Persuadée que la journée démarrait de travers, j’ai préparé ma déclaration sur l’honneur, mon justificatif de domicile, mon passeport, des mouchoirs en papier, j’ai pris le téléphone portable qui sert d’appareil photo, les clés et je suis sortie pour ma routine matinale. Cette fois, comme si je savais ce que je faisais, je n’ai pas pris le chemin vers la colline et suis partie tout droit vers une forêt que jusque là je n’avais vue que depuis la fenêtre du bus. C’est drôle qu’en six mois je n’aie jamais trouvé l’occasion d’y aller. Le travail, la fatigue, le froid. Les gens se cachent derrière des tas d’excuses pendant que leur vie passe.

En marchant, me viennent à l’esprit ceux qui se retrouvent à vivre avec des gens qu’ils n’aiment déjà plus, qu’ils ne supportent déjà plus, ceux qui se sont enfoncés dans l’habitude et se retrouvent enfermés à se regarder dans les yeux sans avoir rien à se dire. Je pense aux femmes coincées avec leur agresseur, à celles qui ont peur de demander de l’aide, à celles qui se couchent en tremblant de peur.

L’entrée de la forêt est plus proche que je ne pensais. Le matin, il y a encore des voitures qui passent, je suppose que c’est des gens qui vont faire leurs courses. Je commence à gravir un chemin de pierres et un nouveau point de vue s’offre à mes yeux. J’imagine que c’est à ça que référait le calcul de probabilité en cours de maths, concept que je n’ai jamais réussi à comprendre mais que j’applique tous les jours entre promenades et cuisine. Il y a tellement de possibilités sur la même route, dans une même journée, dans une seule vie. Nous n’avions qu’à prêter attention à la prof de maths.

D’en haut on voit d’autres maisons habiller le paysage, le sentier dans la forêt paraît une invitation, une entaille dans la canopée. J’y vais, je cours par intermittence, par moments je m’arrête et j’observe. Il y a des vestiges archéologiques dans le sol, je sais que sous ces pierres dort une civilisation enterrée. J’arrive à un vieux moulin, je cherche la porte et j’entre. De l’intérieur, le ciel se réduit à un cercle de pierres et de feuilles. Je sais depuis longtemps que j’aurais dû terminer mes études d’histoire : je suis fascinée par ces trouvailles. Je prends des photos et je continue.
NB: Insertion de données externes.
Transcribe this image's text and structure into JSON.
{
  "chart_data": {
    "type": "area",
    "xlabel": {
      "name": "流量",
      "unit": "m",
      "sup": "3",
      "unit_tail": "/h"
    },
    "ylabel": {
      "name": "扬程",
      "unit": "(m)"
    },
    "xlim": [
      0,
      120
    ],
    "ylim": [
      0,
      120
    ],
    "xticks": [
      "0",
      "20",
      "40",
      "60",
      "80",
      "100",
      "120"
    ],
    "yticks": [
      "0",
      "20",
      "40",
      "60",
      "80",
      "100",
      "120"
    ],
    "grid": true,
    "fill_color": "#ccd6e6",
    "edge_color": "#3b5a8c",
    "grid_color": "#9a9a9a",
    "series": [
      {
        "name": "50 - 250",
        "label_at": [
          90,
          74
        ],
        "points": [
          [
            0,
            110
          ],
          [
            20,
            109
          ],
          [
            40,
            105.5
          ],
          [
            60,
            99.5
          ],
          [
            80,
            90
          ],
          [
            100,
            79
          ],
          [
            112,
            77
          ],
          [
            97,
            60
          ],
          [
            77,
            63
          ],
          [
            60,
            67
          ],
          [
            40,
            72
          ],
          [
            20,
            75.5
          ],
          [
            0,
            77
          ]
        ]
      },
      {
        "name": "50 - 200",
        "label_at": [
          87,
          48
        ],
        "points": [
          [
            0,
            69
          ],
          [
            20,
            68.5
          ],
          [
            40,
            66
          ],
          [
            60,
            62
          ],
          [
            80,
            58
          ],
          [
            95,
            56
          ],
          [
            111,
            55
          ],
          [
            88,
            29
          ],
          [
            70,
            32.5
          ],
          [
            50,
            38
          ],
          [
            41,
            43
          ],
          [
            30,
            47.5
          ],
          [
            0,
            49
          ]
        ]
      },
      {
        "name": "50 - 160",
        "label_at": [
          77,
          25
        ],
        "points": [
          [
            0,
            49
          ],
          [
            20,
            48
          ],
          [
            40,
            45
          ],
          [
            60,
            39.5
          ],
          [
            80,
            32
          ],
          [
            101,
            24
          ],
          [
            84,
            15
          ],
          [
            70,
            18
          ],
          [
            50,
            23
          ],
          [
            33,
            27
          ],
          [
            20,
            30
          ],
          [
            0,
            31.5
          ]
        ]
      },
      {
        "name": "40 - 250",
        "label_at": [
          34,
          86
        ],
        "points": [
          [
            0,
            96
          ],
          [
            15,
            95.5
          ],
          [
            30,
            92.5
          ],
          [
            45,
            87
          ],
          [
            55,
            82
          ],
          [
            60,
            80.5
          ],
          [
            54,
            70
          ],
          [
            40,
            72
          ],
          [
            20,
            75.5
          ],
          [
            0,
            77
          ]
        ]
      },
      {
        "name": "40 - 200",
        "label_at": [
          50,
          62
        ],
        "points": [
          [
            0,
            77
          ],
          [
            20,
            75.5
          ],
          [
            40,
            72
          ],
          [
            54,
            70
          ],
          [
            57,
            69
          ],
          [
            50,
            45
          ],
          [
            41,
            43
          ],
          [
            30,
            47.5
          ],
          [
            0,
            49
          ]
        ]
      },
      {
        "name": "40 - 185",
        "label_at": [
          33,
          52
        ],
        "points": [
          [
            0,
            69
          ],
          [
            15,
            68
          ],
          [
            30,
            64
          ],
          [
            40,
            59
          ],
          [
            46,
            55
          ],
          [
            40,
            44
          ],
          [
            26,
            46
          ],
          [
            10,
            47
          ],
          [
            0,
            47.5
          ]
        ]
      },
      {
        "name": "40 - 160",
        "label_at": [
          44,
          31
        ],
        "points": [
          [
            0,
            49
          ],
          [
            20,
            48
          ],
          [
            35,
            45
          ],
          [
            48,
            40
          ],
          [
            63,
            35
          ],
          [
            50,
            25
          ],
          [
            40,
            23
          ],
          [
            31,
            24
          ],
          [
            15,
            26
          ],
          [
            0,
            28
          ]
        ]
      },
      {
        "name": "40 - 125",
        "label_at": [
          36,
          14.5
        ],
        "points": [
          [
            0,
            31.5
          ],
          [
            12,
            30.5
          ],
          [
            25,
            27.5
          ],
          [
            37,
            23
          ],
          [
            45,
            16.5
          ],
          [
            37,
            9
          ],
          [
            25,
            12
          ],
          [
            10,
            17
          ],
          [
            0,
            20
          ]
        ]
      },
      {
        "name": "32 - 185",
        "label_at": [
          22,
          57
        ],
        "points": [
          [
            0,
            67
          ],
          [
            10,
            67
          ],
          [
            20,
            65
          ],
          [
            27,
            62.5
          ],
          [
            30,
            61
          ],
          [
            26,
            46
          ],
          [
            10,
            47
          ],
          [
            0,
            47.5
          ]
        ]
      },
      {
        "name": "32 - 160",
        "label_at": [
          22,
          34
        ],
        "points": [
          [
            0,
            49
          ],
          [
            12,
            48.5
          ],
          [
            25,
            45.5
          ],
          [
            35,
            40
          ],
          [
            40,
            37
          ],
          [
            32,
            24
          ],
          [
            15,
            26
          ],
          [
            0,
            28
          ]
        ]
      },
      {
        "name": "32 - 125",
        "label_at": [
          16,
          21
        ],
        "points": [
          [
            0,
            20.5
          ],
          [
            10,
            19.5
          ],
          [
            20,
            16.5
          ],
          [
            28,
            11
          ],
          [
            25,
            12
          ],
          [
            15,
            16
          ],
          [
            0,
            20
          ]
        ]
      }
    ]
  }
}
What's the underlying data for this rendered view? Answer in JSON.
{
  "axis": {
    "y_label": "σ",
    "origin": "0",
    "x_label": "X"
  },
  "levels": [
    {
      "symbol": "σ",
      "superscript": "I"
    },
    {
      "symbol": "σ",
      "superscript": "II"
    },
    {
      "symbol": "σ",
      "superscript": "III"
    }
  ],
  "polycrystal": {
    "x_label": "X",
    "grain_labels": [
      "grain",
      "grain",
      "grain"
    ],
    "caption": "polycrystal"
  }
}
Dans la forêt il y a des cabanes dans les arbres construites par les gamins du coin, elle ressemblent à des refuges, je peux y entrer et m’y asseoir en tailleur. Je devrais apprendre à faire du feu avec deux bouts de bois, j’ai cette pensée stupide avant de poursuivre mon chemin. Je trouve un second moulin, celui là plus abîmé que le précédent : les arbres le soutiennent, le cachent, le protègent.

En sortant de là, une prairie invraisemblable s’ouvre devant mes yeux. Le soleil tape fort, je m’allonge dans l’herbe et j’écarte les bras comme si je posais pour mon propre film. Je suis venue faire du sport et me voilà, un sac d’os qui s’accommode au hasard des petites branches, pierres, racines qui décident de s’enfoncer dans mon dos. Une odeur réveille mes narines, je regarde sur les côtés essayant de résoudre le mystère, jusqu’à remarquer que je suis entourée de thym. Je coupe un brin, le presse entre mes doigts, le mets dans ma bouche et je mâche.

Au retour, je ne cours pas. Les sens en alerte, sous les arbres où, il y a peu, je ne voyais que des pierres, je trouve du romarin, de la sauge, de la ciboulette, des pissenlits et du persil. Je remarque qu’il y a de la lavande mais ce n’est pas encore la saison. Il doit y avoir tant de choses cachées derrière mon ignorance. Comment voir ce dont on ignore l’existence ?
De retour à la maison, je remets en terre la ciboulette, le persil et le thym. Le reste part pour la cuisine et de là, à la casserole. S’annoncent des temps de survie, et il faudra apprendre à résister.